The solar system is laid out like a disc with the sun at the center. There are, however, a few irregularities in that disc, including a slight tilt. The sun also spins at a slightly different angle than the rest of the objects in the solar system, and its axis is around 6-degrees off from the other planets. Over the years there have been several theories for why this is, from a passing star to the sun’s magnetic field, but the most likely reason is a ninth planet on the edge of the solar system slightly tugging at it. Finding dwarf planets also displaying the symptoms of gravitational pull from an unknown object furthers that belief.
Very little is known about the ninth planet, of course, but it is thought to be a cold, icy giant with a mass around 10 times that of Earth. It would also be very dark given its distance from the sun, making it even tougher to find.
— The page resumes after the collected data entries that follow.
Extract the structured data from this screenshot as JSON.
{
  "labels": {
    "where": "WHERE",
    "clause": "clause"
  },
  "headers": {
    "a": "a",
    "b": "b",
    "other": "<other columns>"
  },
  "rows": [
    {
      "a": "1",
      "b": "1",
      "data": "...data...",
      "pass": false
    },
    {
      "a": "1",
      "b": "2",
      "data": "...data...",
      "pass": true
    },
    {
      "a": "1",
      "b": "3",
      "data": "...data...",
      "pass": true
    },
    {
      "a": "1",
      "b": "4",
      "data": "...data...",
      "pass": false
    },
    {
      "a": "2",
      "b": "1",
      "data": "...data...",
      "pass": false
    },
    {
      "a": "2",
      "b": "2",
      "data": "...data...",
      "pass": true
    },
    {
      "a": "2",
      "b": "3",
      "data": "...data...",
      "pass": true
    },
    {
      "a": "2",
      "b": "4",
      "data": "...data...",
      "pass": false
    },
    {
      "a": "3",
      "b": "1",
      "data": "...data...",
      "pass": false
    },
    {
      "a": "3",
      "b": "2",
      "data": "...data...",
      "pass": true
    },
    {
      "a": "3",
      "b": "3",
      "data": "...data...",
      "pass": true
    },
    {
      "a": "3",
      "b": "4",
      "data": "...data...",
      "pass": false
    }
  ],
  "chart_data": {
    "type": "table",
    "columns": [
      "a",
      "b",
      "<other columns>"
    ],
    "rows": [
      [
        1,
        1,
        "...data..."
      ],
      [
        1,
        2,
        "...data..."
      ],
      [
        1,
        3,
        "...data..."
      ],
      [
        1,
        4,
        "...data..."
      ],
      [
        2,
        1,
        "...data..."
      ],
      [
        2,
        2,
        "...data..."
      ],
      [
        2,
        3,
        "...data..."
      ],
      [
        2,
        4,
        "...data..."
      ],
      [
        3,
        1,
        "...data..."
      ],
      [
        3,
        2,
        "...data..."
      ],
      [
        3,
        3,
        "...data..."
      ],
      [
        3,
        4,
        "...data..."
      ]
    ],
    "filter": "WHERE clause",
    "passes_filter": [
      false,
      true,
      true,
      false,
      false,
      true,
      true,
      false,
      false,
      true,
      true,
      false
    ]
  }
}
Oddly, objects like planet nine – massive, rocky bodies sometimes called “Super-Earths” (due to their physical makeup, not their potential for life) – are common in the universe. It’s almost odd that there isn’t one or more in our solar system.
The discovery of 2015 BP519 should help to narrow the search for the hidden planet, but there will need to be more, similar discoveries in order to help isolate where the planet is and what its orbit looks like. To further compound the difficulty, there may be more than one planet hiding in the Kuiper Belt. Regardless, the path forward is the same: map more objects.
“There are now five different lines of observational evidence pointing to the existence of Planet Nine,” said Konstantin Batygin, an astrophysicist at the California Institute of Technology searching for the planet. “If you were to remove this explanation and imagine Planet Nine does not exist, then you generate more problems than you solve. All of a sudden, you have five different puzzles, and you must come up with five different theories to explain them.”
Despite all the evidence in favor of a ninth planet on the edge of the solar system, until it is discovered it will remain theoretical. A large planet is the most likely explanation for the gravitational anomalies seen throughout our solar system, but we just don’t know enough about the trans-Neptunian objects at the edge of our solar system. But assuming it is out there, it’s only a matter of time until the hidden planet is discovered.